Zambia: Milingo, Da Vinci Code Author Team Up

Ndola, Zambia - RENEGADE Zambian Archbishop Emmanuel Milingo has teamed up with Dan Brown, author of the controversial film and novel, The Da Vinci Code.

According to the Catholic World News and The Universe newspapers, the African prelate is reported to have reached a tentative agreement to assist Brown with a future novel about exorcism.

Oracle Content & Collaboration

Milingo had previously caused controversy by suggesting that there were devil worshippers within the Catholic Church.

The Catholic newspapers reported that Milingo met with representatives of Dan Brown to discuss the possibilities of working with him on a new novel about exorcisms.

In addition to his work with Brown on the new novel, Milingo is also said to have reached an agreement to collaborate with Sony Pictures in the production of a film based on Brown's earlier novel entitled 'Angels and Demons'.

Milingo and Dan Brown are scheduled to have a meeting in late September or early October at Gatwick.

Vatican officials have been intensely concerned about Archbishop Milingo's behaviour since the mercurial prelate disappeared from his residence outside Rome in June.

It is feared that Archbishop Milingo's collaboration with the author of an anti-Catholic best seller, will lend greater credence to Brown's conspiracy theories about the Catholic Church and Christianity in general.

Dan Brown's book and film The Da Vinci Code is based on a premise, which the author contends is factual, that Jesus married Mary Magdalene, and their descendants are alive today.

The novel and film depicts the Catholic Church as a brutal conspiracy to suppress this knowledge. Church leaders have roundly denounced The Da Vinci Code, which has sold over 40 million copies, as a vicious assault on Christian beliefs.

The Zambian prelate, who was appointed in 1969 to head the Lusaka diocese, first caused concern at the Vatican because of his unorthodox "healing services," at which he was reported to be performing exorcisms as well as healing physical ailments.
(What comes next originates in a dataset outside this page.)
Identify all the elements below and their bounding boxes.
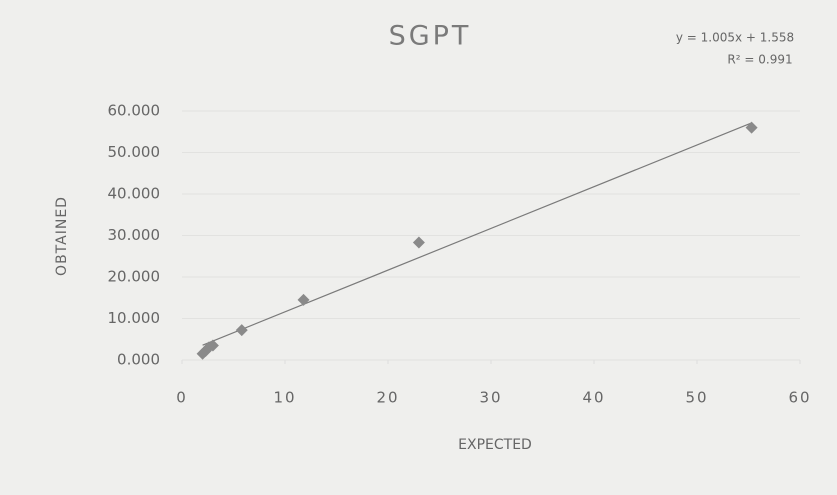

Archbishop Milingo's healing services drew widespread attention in Zambia, but also provoked complaints that he was acting as a "witch doctor," and eventually Vatican officials were convinced that he should be replaced.

In 1982, he was summoned to Rome, and eventually pressured to resign as Bishop of Lusaka.

Since that time, he has been living in Italy, without a pastoral assignment. In 1996, new complaints from Italian bishops about his impromptu "healing services" in various dioceses prompted a new disciplinary caution from the Vatican, instructing him not to hold services without the approval of the local bishop.

Archbishop Milingo's most spectacular departure from orthodoxy came in 2001, when he announced his adherence to the Unification Church, led by the self-proclaimed Korean messiah, Sun Myung Moon.

In a mass wedding ceremony in New York, he took a Korean bride, chosen for him by Reverend Moon. In August of the same year a repentant Archbishop Milingo returned to Rome for a personal meeting with Pope John Paul II, renounced his attempted marriage, reaffirmed his Catholic faith, and disappeared for a year of reflection and prayer.

This year, after his disappearance in June, the archbishop surfaced in Washington, DC, on July 12, in the company of the self-proclaimed Archbishop George Stallings, a former Catholic priest who now heads a sect known as the African-American Catholic Congregation.

In an appearance with Stallings at the National Press Club, Archbishop Milingo called for an end to priestly celibacy.

The African archbishop later revealed that he had returned to the Korean woman he sought to marry and had always considered his wife.